Metro Ford Cuts Ties With Miami Seaquarium After PETA Appeal
Company Nabs Vegan Whale-Shaped Chocolates in Thanks for Compassionate Move
For Immediate Release:
April 25, 2019
Contact:
David Perle 202-483-7382
After hearing from PETA that the Miami Seaquarium keeps a lone orca named Lolita in the smallest orca tank in the world, Metro Ford of Miami made the compassionate decision to end its multi-year partnership with the marine park. In thanks, PETA sent the dealership a box of delicious, vegan whale-shaped chocolates.
“Metro Ford of Miami did the right thing in distancing itself from an operation that has held a solitary orca in a tiny tank for decades, pumped her with drugs, and forced her to perform tricks in chemically treated water,” says PETA Executive Vice President Tracy Reiman. “PETA urges the Seaquarium to move Lolita to a seaside sanctuary where she would be able to dive deep, feel the ocean currents, and finally live the way she was meant to.”
In the wild, orcas may travel as far as 140 miles in a day with their family pods, but at the Miami Seaquarium, Lolita is held without anyone of her kind in a cramped tank that measures just 20 feet deep at its deepest point and 12 feet at its shallowest. She was taken from the wild nearly 50 years ago and has been without an orca companion since 1980, when her tankmate died after ramming his head into the side of their tank in an act that some believe was suicide or a reaction to frustration.
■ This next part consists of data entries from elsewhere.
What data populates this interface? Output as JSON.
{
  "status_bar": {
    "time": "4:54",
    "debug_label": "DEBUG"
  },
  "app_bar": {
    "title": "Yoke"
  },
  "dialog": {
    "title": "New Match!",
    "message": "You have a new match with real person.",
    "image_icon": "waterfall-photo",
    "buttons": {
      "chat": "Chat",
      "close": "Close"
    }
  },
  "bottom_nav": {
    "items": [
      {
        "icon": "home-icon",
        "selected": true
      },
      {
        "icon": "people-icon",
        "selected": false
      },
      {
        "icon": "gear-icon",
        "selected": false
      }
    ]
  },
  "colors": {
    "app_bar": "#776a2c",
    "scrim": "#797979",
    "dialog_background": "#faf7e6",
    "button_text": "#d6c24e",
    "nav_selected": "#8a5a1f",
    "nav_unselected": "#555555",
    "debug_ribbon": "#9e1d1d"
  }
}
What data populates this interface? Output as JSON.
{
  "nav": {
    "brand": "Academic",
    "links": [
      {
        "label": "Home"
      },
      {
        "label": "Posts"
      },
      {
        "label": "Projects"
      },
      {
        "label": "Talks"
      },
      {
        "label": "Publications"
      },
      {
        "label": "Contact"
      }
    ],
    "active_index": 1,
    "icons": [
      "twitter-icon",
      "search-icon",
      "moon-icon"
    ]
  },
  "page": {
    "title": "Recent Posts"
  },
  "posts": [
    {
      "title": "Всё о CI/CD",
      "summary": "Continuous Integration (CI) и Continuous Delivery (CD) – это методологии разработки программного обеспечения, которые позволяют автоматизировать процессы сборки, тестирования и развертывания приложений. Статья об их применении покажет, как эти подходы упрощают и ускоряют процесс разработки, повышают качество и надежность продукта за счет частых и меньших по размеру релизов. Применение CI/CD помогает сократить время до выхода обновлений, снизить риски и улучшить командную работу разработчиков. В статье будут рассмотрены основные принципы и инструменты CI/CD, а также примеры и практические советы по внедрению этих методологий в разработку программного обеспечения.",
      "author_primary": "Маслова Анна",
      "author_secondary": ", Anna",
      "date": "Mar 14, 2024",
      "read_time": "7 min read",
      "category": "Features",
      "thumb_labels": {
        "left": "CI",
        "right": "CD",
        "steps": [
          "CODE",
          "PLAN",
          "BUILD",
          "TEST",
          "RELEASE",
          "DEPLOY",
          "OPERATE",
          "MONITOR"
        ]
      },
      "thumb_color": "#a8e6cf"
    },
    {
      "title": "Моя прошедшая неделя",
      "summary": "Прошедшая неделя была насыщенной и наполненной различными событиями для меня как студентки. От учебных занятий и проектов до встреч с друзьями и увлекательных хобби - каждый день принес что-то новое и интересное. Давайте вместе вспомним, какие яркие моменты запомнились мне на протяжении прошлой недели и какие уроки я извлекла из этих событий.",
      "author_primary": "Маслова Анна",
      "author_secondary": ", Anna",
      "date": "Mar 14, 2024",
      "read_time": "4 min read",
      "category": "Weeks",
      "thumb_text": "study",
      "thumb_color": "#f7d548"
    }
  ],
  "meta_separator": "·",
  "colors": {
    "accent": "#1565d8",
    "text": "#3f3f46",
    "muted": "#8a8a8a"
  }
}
PETA—whose motto reads, in part, that “animals are not ours to use for entertainment”—opposes speciesism, which is the human-supremacist view that other species exist for humans to display, breed, or sell for profit or amusement. The group has long called on the Miami Seaquarium to retire Lolita to a seaside sanctuary—as has Miami Beach Mayor Philip Levine and the City Commission, which voted unanimously on the matter—where she could swim in her native waters and maybe even see her mother again.